LA REVELACION

Traición en Metepec

Karina Rocha

Se dice que Herby González Soto, suplente del alcalde Fernando Flores Fernández y hasta hace unos meses director de Gobierno en Metepec, no solo rompió políticamente con su jefe y compadre, sino que aprovechó la confianza depositada en él para vaciar las arcas municipales y desaparecer con alrededor de 200 millones de pesos.

La traición fue doble: primero como socio de negocios, después como funcionario que dejó a su aliado girando sobre un tobillo, sin rumbo ni recursos.

El golpe ya se siente en Metepec, pues la falta de liquidez ha paralizado proyectos que hoy son el recordatorio vivo del desfalco: el drenaje de San Bartolomé Tlaltelulco quedó a medias y es foco de inundaciones; el paseo lineal de Pilares permanece entre montones de grava y maquinaria abandonada; la repavimentación de Avenida Estado de México es un laberinto de zanjas que pone en riesgo a peatones y automovilistas; y la Alberca Olímpica en Infonavit San Francisco, anunciada como emblema deportivo, es apenas un cascarón vacío.

Mientras tanto, el municipio no da respuesta. Las quejas vecinales se acumulan, pero el ayuntamiento guarda silencio. No hay explicación oficial sobre los recursos ni claridad en las cuentas públicas. Lo único evidente es que la administración se encuentra debilitada, con servicios a medias y un futuro marcado por la incertidumbre.

Herby y Fernando compartieron más que un cargo público: fueron socios en sociedades como AR Caminito, S.A. de C.V., dueña del restaurante El Bife Toreado, y en Operadora Matraca, S.A. de C.V. Esa cercanía, cimentada en negocios y complicidad, se convirtió en la trampa perfecta. El suplente adelantó el movimiento y dejó al alcalde expuesto ante la ciudadanía.

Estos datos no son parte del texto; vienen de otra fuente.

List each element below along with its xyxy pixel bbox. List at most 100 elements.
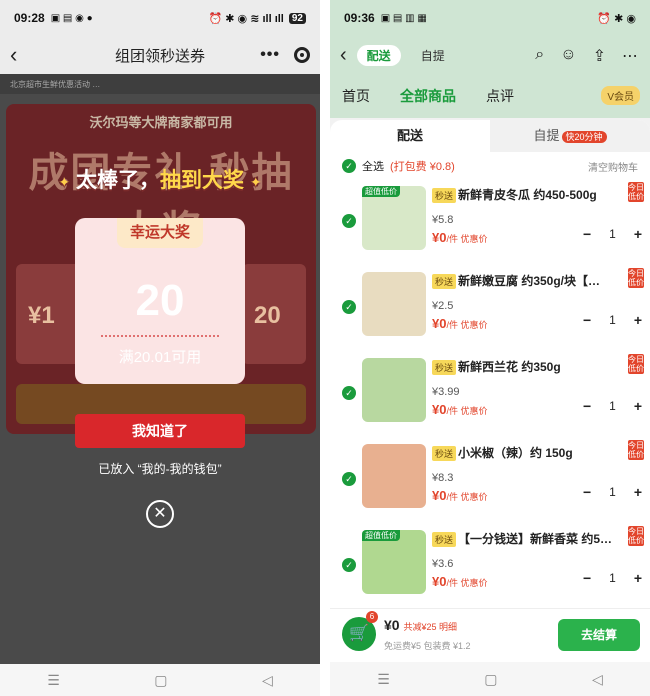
original-price: ¥8.3 [432, 472, 454, 484]
right-screen: 09:36 ▣ ▤ ▥ ▦ ⏰ ✱ ◉ ‹ 配送 自提 ⌕ ☺ ⇪ ⋯ 首页 全… [330, 0, 650, 696]
cart-items: ✓ 超值低价 秒送 新鲜青皮冬瓜 约450-500g 今日低价 ¥5.8 ¥0/件 优惠价 −… [330, 180, 650, 610]
back-icon[interactable]: ‹ [340, 44, 347, 67]
pickup-badge: 快20分钟 [561, 131, 607, 143]
more-icon[interactable]: ••• [260, 46, 280, 64]
cart-tab-pickup[interactable]: 自提 快20分钟 [490, 120, 650, 152]
status-time: 09:28 [14, 11, 45, 25]
quantity-value[interactable]: 1 [609, 227, 616, 241]
original-price: ¥2.5 [432, 300, 454, 312]
item-checkbox[interactable]: ✓ [342, 558, 356, 572]
select-all-label: 全选 [362, 161, 384, 173]
deal-tag: 超值低价 [362, 186, 400, 197]
product-image[interactable] [362, 272, 426, 336]
menu-icon[interactable]: ☰ [377, 671, 390, 688]
checkout-button[interactable]: 去结算 [558, 619, 640, 651]
minus-button[interactable]: − [583, 312, 591, 328]
sparkle-icon: ✦ [249, 174, 262, 190]
minus-button[interactable]: − [583, 398, 591, 414]
member-badge[interactable]: V会员 [601, 86, 640, 105]
plus-button[interactable]: + [634, 398, 642, 414]
bg-coupon: 20 [242, 264, 306, 364]
divider [320, 0, 330, 696]
bg-banner: 沃尔玛等大牌商家都可用 [89, 115, 233, 130]
deal-price-value: ¥0 [432, 230, 447, 245]
deal-price-value: ¥0 [432, 402, 447, 417]
win-title-big: 抽到大奖 [160, 169, 244, 192]
status-bar: 09:36 ▣ ▤ ▥ ▦ ⏰ ✱ ◉ [330, 0, 650, 36]
item-checkbox[interactable]: ✓ [342, 214, 356, 228]
status-bar: 09:28 ▣ ▤ ◉ ● ⏰ ✱ ◉ ≋ ıll ıll 92 [0, 0, 320, 36]
item-checkbox[interactable]: ✓ [342, 386, 356, 400]
tab-home[interactable]: 首页 [342, 86, 370, 106]
product-name[interactable]: 新鲜青皮冬瓜 约450-500g [458, 186, 628, 203]
quantity-value[interactable]: 1 [609, 313, 616, 327]
plus-button[interactable]: + [634, 484, 642, 500]
minus-button[interactable]: − [583, 484, 591, 500]
header-actions: ⌕ ☺ ⇪ ⋯ [535, 46, 638, 66]
product-name[interactable]: 新鲜嫩豆腐 约350g/块【… [458, 272, 628, 289]
deal-price-value: ¥0 [432, 488, 447, 503]
cart-tabs: 配送 自提 快20分钟 [330, 120, 650, 152]
cart-tab-delivery[interactable]: 配送 [330, 120, 490, 152]
chat-icon[interactable]: ☺ [560, 46, 576, 66]
cart-item: ✓ 秒送 小米椒（辣）约 150g 今日低价 ¥8.3 ¥0/件 优惠价 − 1 + [330, 438, 650, 524]
original-price: ¥3.6 [432, 558, 454, 570]
select-all-checkbox[interactable]: ✓ [342, 159, 356, 173]
plus-button[interactable]: + [634, 312, 642, 328]
quantity-stepper: − 1 + [583, 570, 642, 586]
deal-price-unit: /件 优惠价 [446, 406, 488, 416]
cart-sheet: 配送 自提 快20分钟 ✓ 全选 (打包费 ¥0.8) 清空购物车 ✓ 超值低价 秒送… [330, 120, 650, 662]
tab-pickup[interactable]: 自提 [411, 45, 455, 66]
store-header: 09:36 ▣ ▤ ▥ ▦ ⏰ ✱ ◉ ‹ 配送 自提 ⌕ ☺ ⇪ ⋯ 首页 全… [330, 0, 650, 118]
cart-total: ¥0 共减¥25 明细 [384, 617, 457, 633]
item-checkbox[interactable]: ✓ [342, 472, 356, 486]
quantity-value[interactable]: 1 [609, 485, 616, 499]
back-nav-icon[interactable]: ◁ [592, 671, 603, 688]
close-icon[interactable]: ✕ [146, 500, 174, 528]
quantity-stepper: − 1 + [583, 226, 642, 242]
close-miniprogram-icon[interactable] [294, 47, 310, 63]
search-icon[interactable]: ⌕ [535, 46, 544, 66]
quantity-value[interactable]: 1 [609, 399, 616, 413]
plus-button[interactable]: + [634, 226, 642, 242]
fee-info: 免运费¥5 包装费 ¥1.2 [384, 641, 471, 651]
deal-price-unit: /件 优惠价 [446, 492, 488, 502]
clear-cart-button[interactable]: 清空购物车 [588, 159, 638, 174]
share-icon[interactable]: ⇪ [593, 46, 606, 66]
tab-reviews[interactable]: 点评 [486, 86, 514, 106]
cart-item: ✓ 超值低价 秒送 新鲜青皮冬瓜 约450-500g 今日低价 ¥5.8 ¥0/件 优惠价 −… [330, 180, 650, 266]
flash-delivery-tag: 秒送 [432, 188, 457, 203]
ok-button[interactable]: 我知道了 [75, 414, 245, 448]
tab-all-products[interactable]: 全部商品 [400, 86, 456, 106]
product-image[interactable] [362, 358, 426, 422]
today-low-price-tag: 今日低价 [628, 440, 644, 460]
quantity-value[interactable]: 1 [609, 571, 616, 585]
saved-detail[interactable]: 共减¥25 明细 [403, 622, 457, 632]
deal-price-value: ¥0 [432, 316, 447, 331]
home-icon[interactable]: ▢ [154, 672, 167, 689]
product-name[interactable]: 小米椒（辣）约 150g [458, 444, 628, 461]
product-name[interactable]: 新鲜西兰花 约350g [458, 358, 628, 375]
back-icon[interactable]: ‹ [10, 42, 34, 68]
back-nav-icon[interactable]: ◁ [262, 672, 273, 689]
sparkle-icon: ✦ [58, 174, 71, 190]
product-image[interactable] [362, 444, 426, 508]
deal-price: ¥0/件 优惠价 [432, 488, 487, 503]
menu-icon[interactable]: ☰ [47, 672, 60, 689]
more-icon[interactable]: ⋯ [622, 46, 638, 66]
cart-item: ✓ 秒送 新鲜西兰花 约350g 今日低价 ¥3.99 ¥0/件 优惠价 − 1 + [330, 352, 650, 438]
deal-price-unit: /件 优惠价 [446, 320, 488, 330]
tab-delivery[interactable]: 配送 [356, 45, 401, 66]
minus-button[interactable]: − [583, 226, 591, 242]
plus-button[interactable]: + [634, 570, 642, 586]
minus-button[interactable]: − [583, 570, 591, 586]
today-low-price-tag: 今日低价 [628, 354, 644, 374]
home-icon[interactable]: ▢ [484, 671, 497, 688]
item-checkbox[interactable]: ✓ [342, 300, 356, 314]
status-time: 09:36 [344, 11, 375, 25]
product-name[interactable]: 【一分钱送】新鲜香菜 约5… [458, 530, 628, 547]
prize-card: 幸运大奖 20 满20.01可用 [75, 218, 245, 384]
quantity-stepper: − 1 + [583, 312, 642, 328]
system-nav-bar: ☰ ▢ ◁ [330, 662, 650, 696]
prize-amount: 20 [135, 276, 185, 325]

El Observatorio Ciudadano de Metepec fue contundente: “No solo abusaron del poder, hicieron negocios con dinero que no era suyo”. Y mientras tanto, las calles rotas, los drenajes inconclusos y las promesas incumplidas son la prueba palpable de que el dinero ya no está.

La pregunta que flota en el aire es inevitable: ¿habrá consecuencias reales o todo quedará en un pacto de silencio entre socios traicionados? Lo cierto es que la gente paga hoy la factura de la corrupción. Metepec se hunde en la desconfianza y, como tantas veces sucede en la política mexicana, los millones desaparecidos quizá nunca regresen.

Mientras investigan qué pasó, los cercanos al alcalde se atrincheran, cierran filas y puertas, esperando que el escándalo se olvide. Pero los metepequenses no olvidan: 200 millones son demasiados para pasar inadvertidos.